Group samples by experiment (i.e., all of the samples for a $^{15}N$-labeled ammonium experiment) and sort them by timepoint. In the tracer template, fill in columns A-C with the run date, sample ID, and incubation time for each sample.
For each sample, copy and paste the $\delta^{15}N^{\alpha}$, $\delta^{15}N^{\beta}$, and $\delta^{17}O$ calculated with the natural abundance version of pyisotopomer in Step 2 into columns D-F. Column G contains $(^{15}R^{\alpha})(^{15}R^{\beta})$ calculated from $\delta^{15}N^{\alpha}$ and $\delta^{15}N^{\beta}$.
Copy and paste the run date and ID for each sample in columns H and I. Copy and paste the scale-normalized, size-corrected $^{31}R$, $^{45}R$, and $^{46}R$ into columns J-L. If you are able to measure $\Delta^{17}O$ in your samples, enter these values in column M; otherwise, leave the values at 0 (note this is $^{17}O$ EXCESS, which is different from $\delta^{17}O$). According to run date, copy and paste the appropriate values of $\gamma$ and $\kappa$ into columns N and O. Copy and paste concentration data into column AE.
Column P calculates the average t0 $\delta^{17}O$. Modify the formula in column P to reflect the average values in column F for t0 samples.
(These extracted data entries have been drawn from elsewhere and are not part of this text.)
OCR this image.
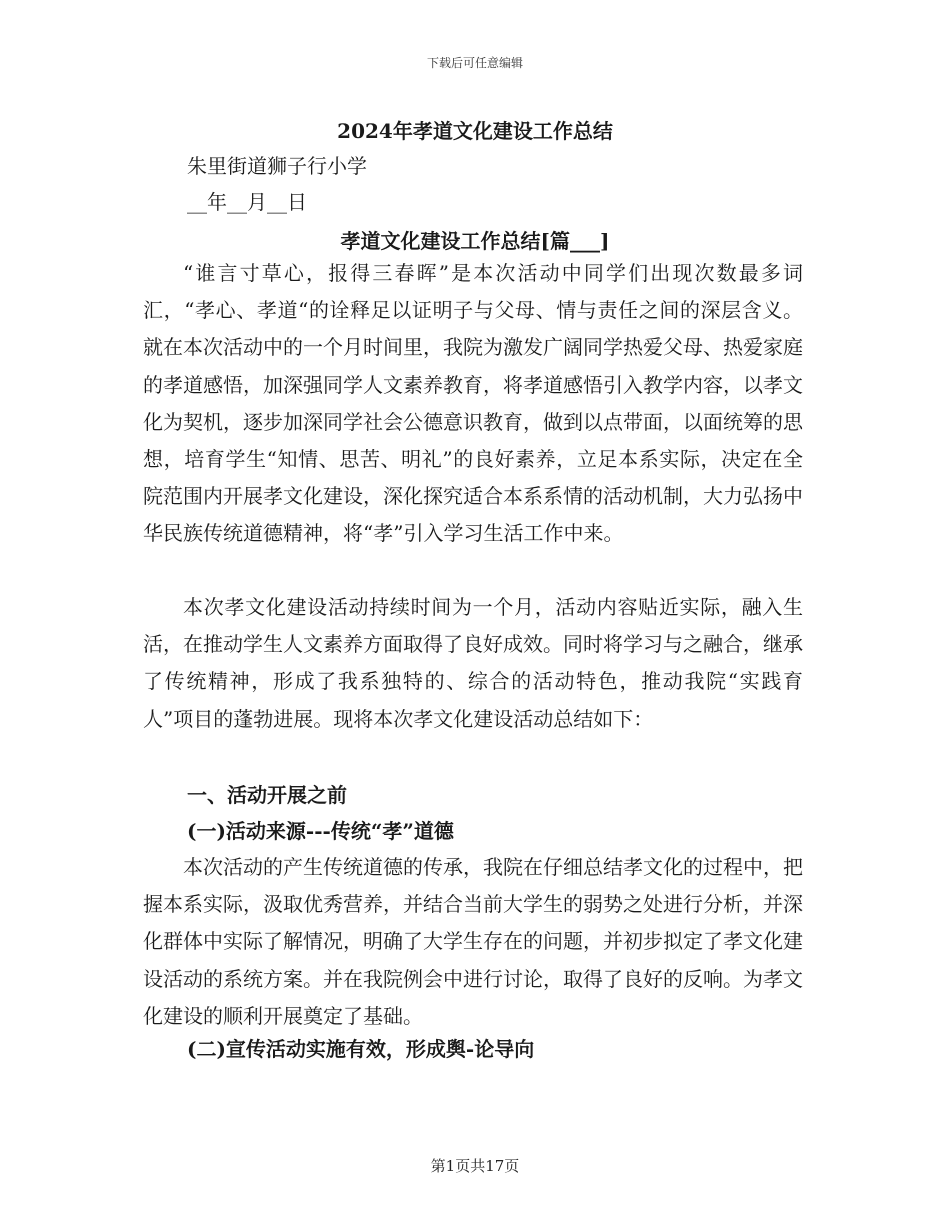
下载后可任意编辑
2024年孝道文化建设工作总结
朱里街道狮子行小学
__年__月__日
孝道文化建设工作总结[篇___]

“谁言寸草心，报得三春晖”是本次活动中同学们出现次数最多词汇，“孝心、孝道“的诠释足以证明子与父母、情与责任之间的深层含义。就在本次活动中的一个月时间里，我院为激发广阔同学热爱父母、热爱家庭的孝道感悟，加深强同学人文素养教育，将孝道感悟引入教学内容，以孝文化为契机，逐步加深同学社会公德意识教育，做到以点带面，以面统筹的思想，培育学生“知情、思苦、明礼”的良好素养，立足本系实际，决定在全院范围内开展孝文化建设，深化探究适合本系系情的活动机制，大力弘扬中华民族传统道德精神，将“孝”引入学习生活工作中来。

本次孝文化建设活动持续时间为一个月，活动内容贴近实际，融入生活，在推动学生人文素养方面取得了良好成效。同时将学习与之融合，继承了传统精神，形成了我系独特的、综合的活动特色，推动我院“实践育人”项目的蓬勃进展。现将本次孝文化建设活动总结如下：

一、活动开展之前
(一)活动来源---传统“孝”道德

本次活动的产生传统道德的传承，我院在仔细总结孝文化的过程中，把握本系实际，汲取优秀营养，并结合当前大学生的弱势之处进行分析，并深化群体中实际了解情况，明确了大学生存在的问题，并初步拟定了孝文化建设活动的系统方案。并在我院例会中进行讨论，取得了良好的反响。为孝文化建设的顺利开展奠定了基础。

(二)宣传活动实施有效，形成舆-论导向
第1页共17页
Column Q calculates the average t0 $(^{15}R^{\alpha})(^{15}R^{\beta})$. Modify the formula in column Q to reflect the average values in column G for t0 samples. Column R should contain $^{46}R - ^{46}R_{t0}$ for each sample, where $^{46}R_{t0}$ is the average $^{46}R$ measured in t0 samples.
To calculate isotopomers, navigate to the directory containing the tracer template, and run:
(replace "00_Tracer_template.xlsx" with the name of your excel template)
This should create an output file with both isotopomer delta values and isotoper ratios. Copy and paste these values into columns U-AC. Isotopomer concentrations are calculated in columns AG-AI.